Distribution of participants Based on Sleep Bruxism (SB) Diagnostic Cutoff Criteria.

SB intensity Controls Count (%) Cases Count (%) Total Count (%)
Low (>1 and ≤2 episodes/hour) 9 (24.3) 20 (23.3) 29 (23.6)
Moderate (>2 and ≤4 episodes/hour) 8 (21.6) 21 (24.4) 29 (23.6)
High (>4 episodes/hour) 6 (16.2) 12 (14) 18 (14.6)

Although the results of our study suggest that the duration of interepisode SB intervals is not the “key factor” in the explanatory model of TMD pain, the quality of “rest intervals” still may play a role in the etiology of myofascial TMD pain. Previously, the analysis of EMG activity occurring outside of defined SB and other motor events showed that the levels were significantly higher in myofascial TMD patients compared to non-TMD controls.47 These long-lasting periods of elevated EMG activity between SB episodes could play a role in inadequate muscle recovery and eventually lead to persistent jaw-muscle pain. This suggestion is in line with the modified stress-hyperactivity-pain theory proposed by Ohrbach and McCall,48 which focused on chronic low-grade hyperactivity.

The fact that sleep background EMG activity was significantly higher for woman with myofascial TMD pain than for control woman rises a question about the thresholds used to define SB events. The background EMG activity is routinely used as the threshold to identify SB activity. One can speculate that using that threshold, which is significantly higher for pain participants than for controls, could introduce a bias. The higher threshold could lead to inclusion less SB episodes in the case group than in the control group, which may have compromised the outcomes of the study. The alternative for the threshold based on background EMG activity would be the one based on percentages from the maximum voluntary contractions (MVC), as proposed by Lavigne et al.3 However, using this threshold in myofascial TMD-pain participants may also introduce a bias. Participants with pain in their jaw muscles could try to avoid more pain during function and therefore do not express maximum bite force during the MVC recording. Further research is needed to establish the most reliable threshold for EMG activity during sleep, when participants with jaw-muscle pain are investigated.

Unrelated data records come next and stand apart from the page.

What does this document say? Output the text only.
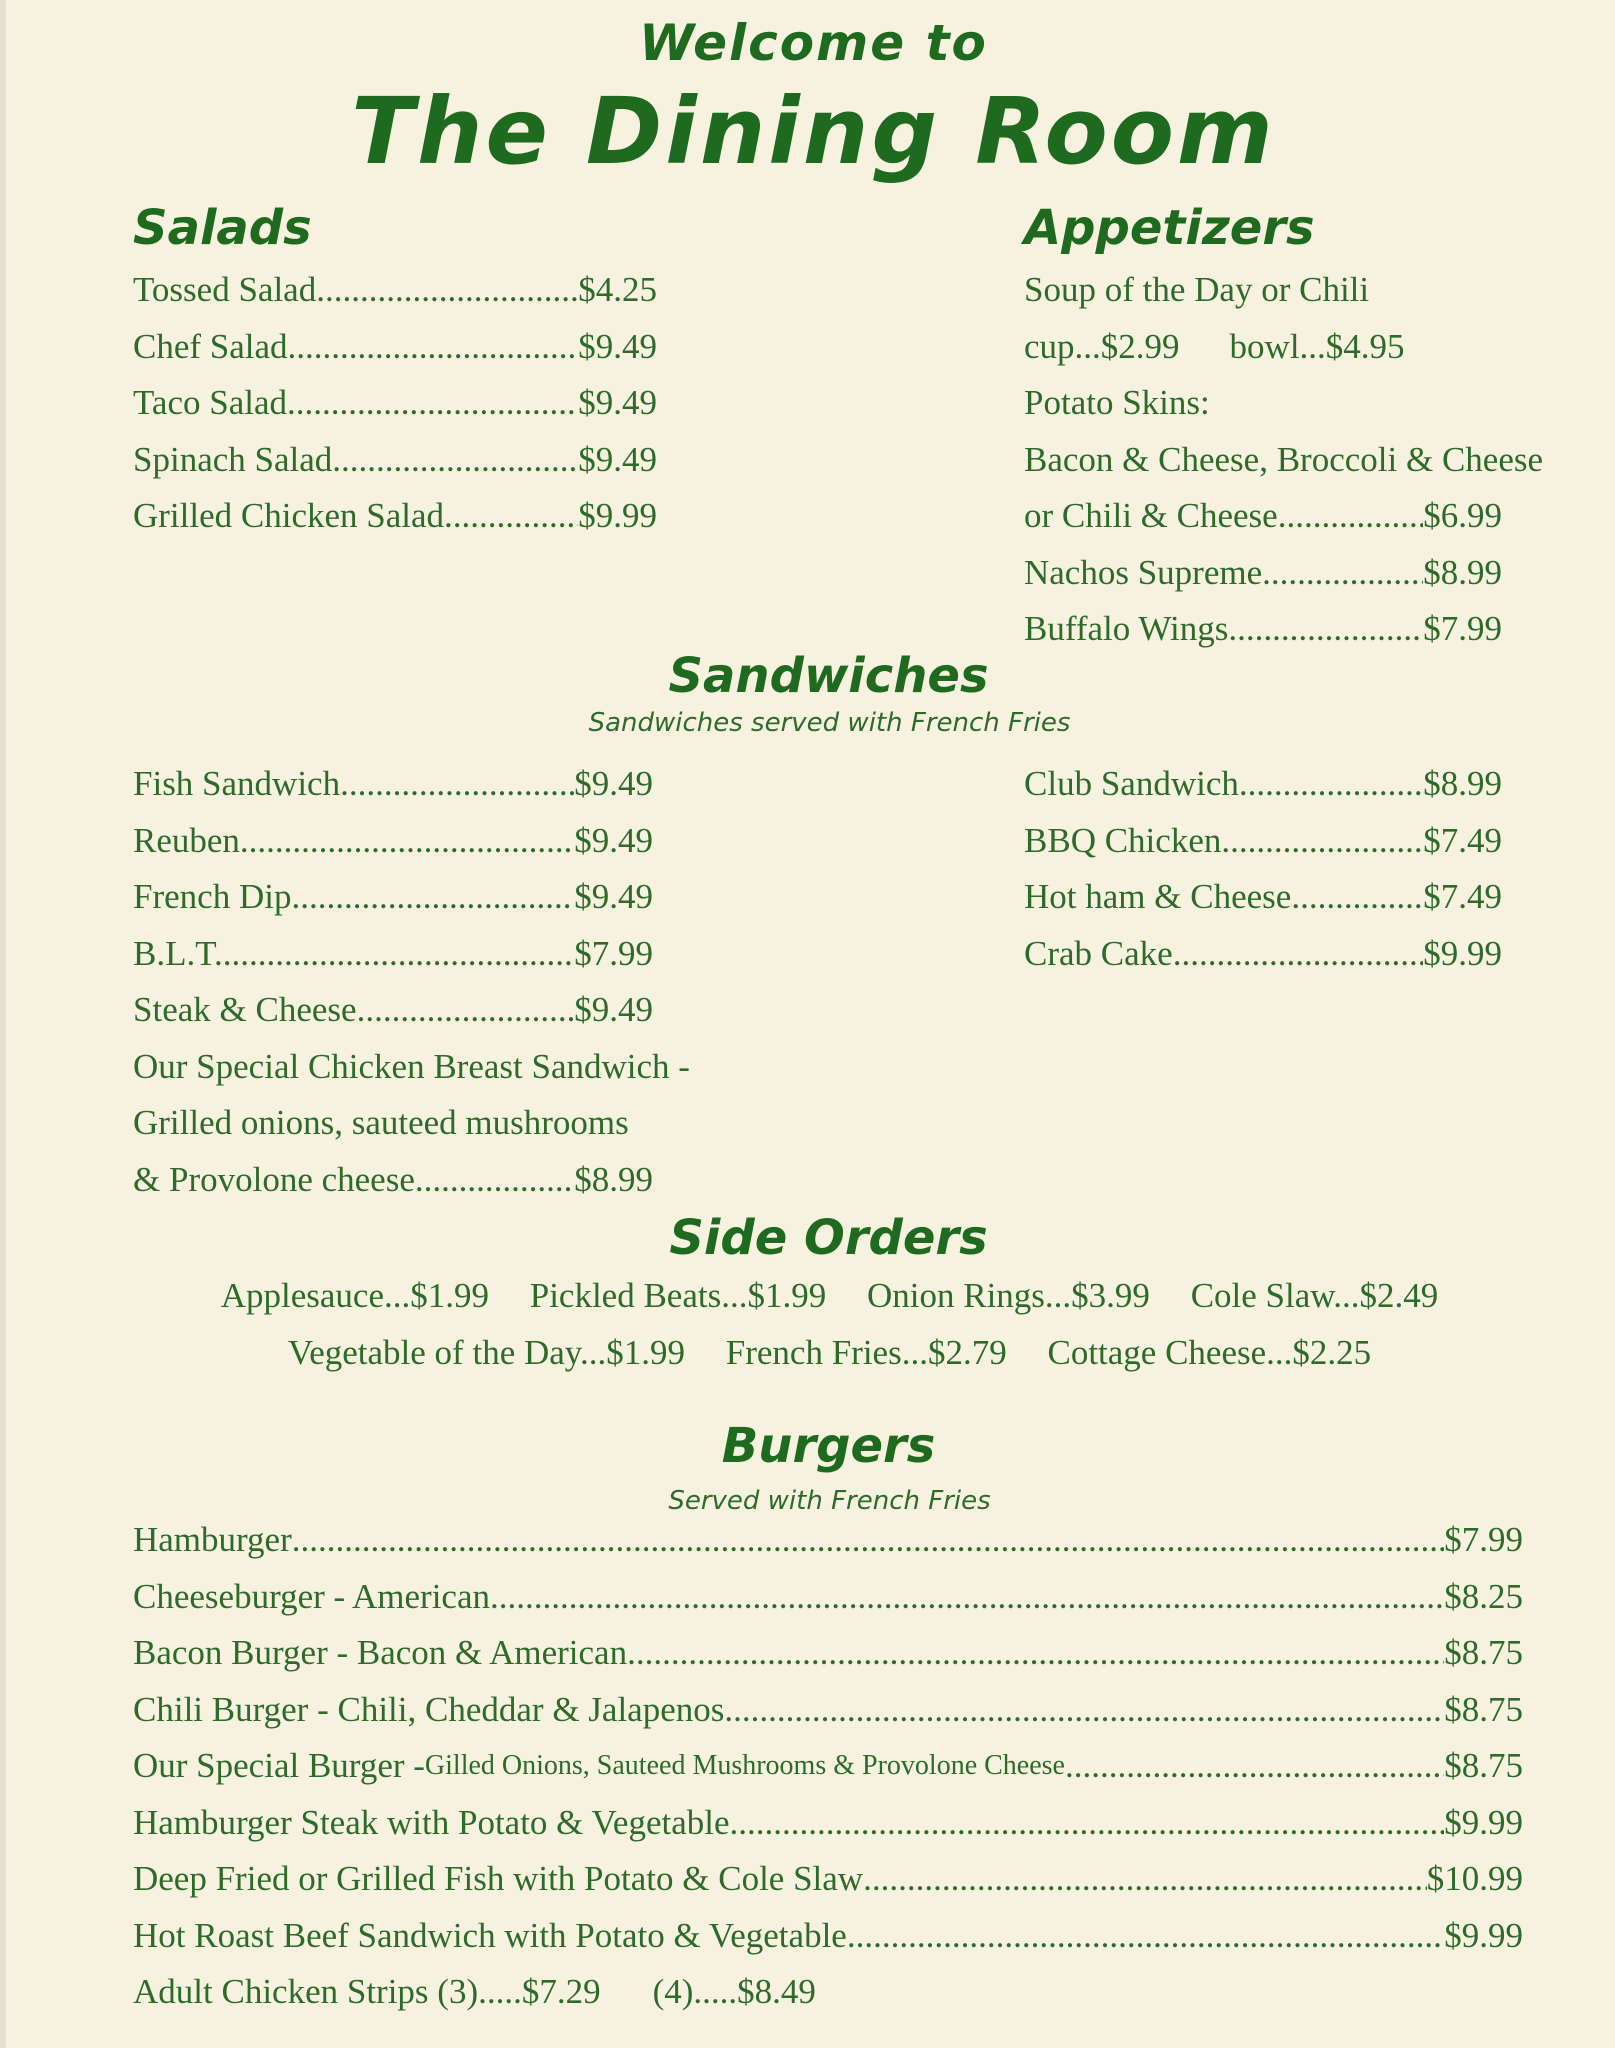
Welcome to
The Dining Room
Salads
Tossed Salad .....	$4.25
Chef Salad .....	$9.49
Taco Salad .....	$9.49
Spinach Salad .....	$9.49
Grilled Chicken Salad .....	$9.99
Appetizers
Soup of the Day or Chili
cup...$2.99 bowl...$4.95
Potato Skins:
Bacon & Cheese, Broccoli & Cheese
or Chili & Cheese .....	$6.99
Nachos Supreme .....	$8.99
Buffalo Wings .....	$7.99
Sandwiches
Sandwiches served with French Fries
Fish Sandwich .....	$9.49
Reuben .....	$9.49
French Dip .....	$9.49
B.L.T. .....	$7.99
Steak & Cheese .....	$9.49
Our Special Chicken Breast Sandwich -
Grilled onions, sauteed mushrooms
& Provolone cheese .....	$8.99
Club Sandwich .....	$8.99
BBQ Chicken .....	$7.49
Hot ham & Cheese .....	$7.49
Crab Cake .....	$9.99
Side Orders
Applesauce...$1.99 Pickled Beats...$1.99 Onion Rings...$3.99 Cole Slaw...$2.49
Vegetable of the Day...$1.99 French Fries...$2.79 Cottage Cheese...$2.25
Burgers
Served with French Fries
Hamburger .....	$7.99
Cheeseburger - American .....	$8.25
Bacon Burger - Bacon & American .....	$8.75
Chili Burger - Chili, Cheddar & Jalapenos .....	$8.75
Our Special Burger - Gilled Onions, Sauteed Mushrooms & Provolone Cheese .....	$8.75
Hamburger Steak with Potato & Vegetable .....	$9.99
Deep Fried or Grilled Fish with Potato & Cole Slaw .....	$10.99
Hot Roast Beef Sandwich with Potato & Vegetable .....	$9.99
Adult Chicken Strips (3).....$7.29 (4).....$8.49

Given these limits, current data fail to support the idea that TMD pain can be explained by increasing number of SB episodes per hour of sleep or decreasing time between SB events.

DISCLOSURE STATEMENT

Dr. Lobbezoo received funding from the University of Amsterdam/New York University Visiting Guest Faculty Program 2014–2015, for his Visiting Professorship at New York University College of Dentistry. The original study (Raphael et al. 21) was funded in part by grant R01 DE018569 from the National Institutes of Health, Bethesda, MD. The authors declare no potential conflicts of interest with respect to the authorship and/or publication of this article.